The visuals are really quite lovely and contrary to a lot of reviews I’ve read, the Beast’s face wasn’t fuzzy (no pun intended) and did not detract OR distract from my enjoyment of the film. In fact I have no idea why people are saying that! He’s supposed to be a Beast, therefore he would have a fuzzy hairy face.
The REAL star of this film is of course the songs. All of the original Howard Ashman and Alan Menken tunes are included, with 2 new tunes with Lyrics by Tim Rice. And what crowd pleasing rip snorting songs they are too. Not once did I yawn with boredom or wish they’d hurry up and finish, nope, in fact I sang…out loud (luckily it was very loud in the cinema and the other 20 old women in there – with husbands – I’d like to think they were singing too). The set piece for ‘Gaston’ (with original longer and more ‘adult’ lyrics by Mencken) is a rollicking ride I defy anyone not to want to stamp their feet to, and the centrepiece of ‘Beauty and the Beast’ as the couple finally dance together in the ballroom is everything I wanted it to be with Thompson’s Mrs Potts wobbly voice singing the most romantic of lyrics. I admit a may have got something in my eye as Beast twirled Belle in her yellow gown across the floor. Sigh.
Now I’ve read several reviews of Beauty and the Beast on IMDB, mainly from American cinema goers, who have resoundingly slated it. The consensus is that it’s boring and not a patch on the original. Personally I was a little worried that it would be, like the other Disney live-actions, too ‘right on’ and a bit too ‘different’ from the original and also include a load of overt feminist doctrine that… has a place of course, but maybe not to prove a point. While the feminism in this film IS there and is subtle (‘why are you teaching that girl to read? Isn’t one enough’ and the fact that Gaston can’t believe Belle doesn’t want him, mmm perhaps that’s sexist in itself?) it could have been a very different film.

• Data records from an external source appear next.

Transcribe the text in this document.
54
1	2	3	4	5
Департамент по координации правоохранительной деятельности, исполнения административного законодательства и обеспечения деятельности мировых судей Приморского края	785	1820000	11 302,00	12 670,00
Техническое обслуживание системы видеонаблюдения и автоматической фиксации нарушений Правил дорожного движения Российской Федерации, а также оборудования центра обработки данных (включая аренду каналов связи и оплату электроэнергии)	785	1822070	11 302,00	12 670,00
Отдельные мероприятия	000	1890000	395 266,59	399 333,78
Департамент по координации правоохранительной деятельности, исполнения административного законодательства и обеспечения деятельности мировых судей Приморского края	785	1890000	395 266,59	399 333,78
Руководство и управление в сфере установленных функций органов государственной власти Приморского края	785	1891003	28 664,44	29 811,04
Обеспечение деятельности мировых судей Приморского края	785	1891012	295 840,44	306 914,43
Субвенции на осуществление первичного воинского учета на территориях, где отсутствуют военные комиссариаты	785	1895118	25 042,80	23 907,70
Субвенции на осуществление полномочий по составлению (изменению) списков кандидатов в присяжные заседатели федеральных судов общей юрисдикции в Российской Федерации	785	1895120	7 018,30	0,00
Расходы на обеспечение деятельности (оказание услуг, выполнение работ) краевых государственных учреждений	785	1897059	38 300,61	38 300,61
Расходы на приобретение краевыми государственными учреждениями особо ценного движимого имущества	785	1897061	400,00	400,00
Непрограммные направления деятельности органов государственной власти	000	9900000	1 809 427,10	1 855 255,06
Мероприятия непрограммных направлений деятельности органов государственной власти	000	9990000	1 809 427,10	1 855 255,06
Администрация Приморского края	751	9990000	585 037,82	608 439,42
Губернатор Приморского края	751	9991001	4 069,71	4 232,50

What Disney have finally done is, get it completely right. Because all they’ve done is tweak it slightly. It is a near carbon copy of a much loved film.
So why bother making it again?
A good question, one I have only one answer for and that of course, is money.
I’m certainly not complaining, even the end credits are beautiful. I would have been more than happy to have popped to the loo, sat back down and re-watched the whole magical wonderful film again. Okay I’ll tell you a secret. In my heart I am Belle, Snow White, Aurora, Cinderella, Mowgli and even Dumbo. THAT is the secret of Disney Films, because most little girls and some boys and lots of transgender people want to be a Princess, and be loved.
So for all the people on IMDB who hate this film… NER to you. The world we live in at the moment, I’ll take some fairytale magic romance any day!!
……………Tale as old as time
Song as old as rhyme
Beauty and the beast………………….
P.S. I cried at the end.
Review by Tina (co-host of 60 Minutes With).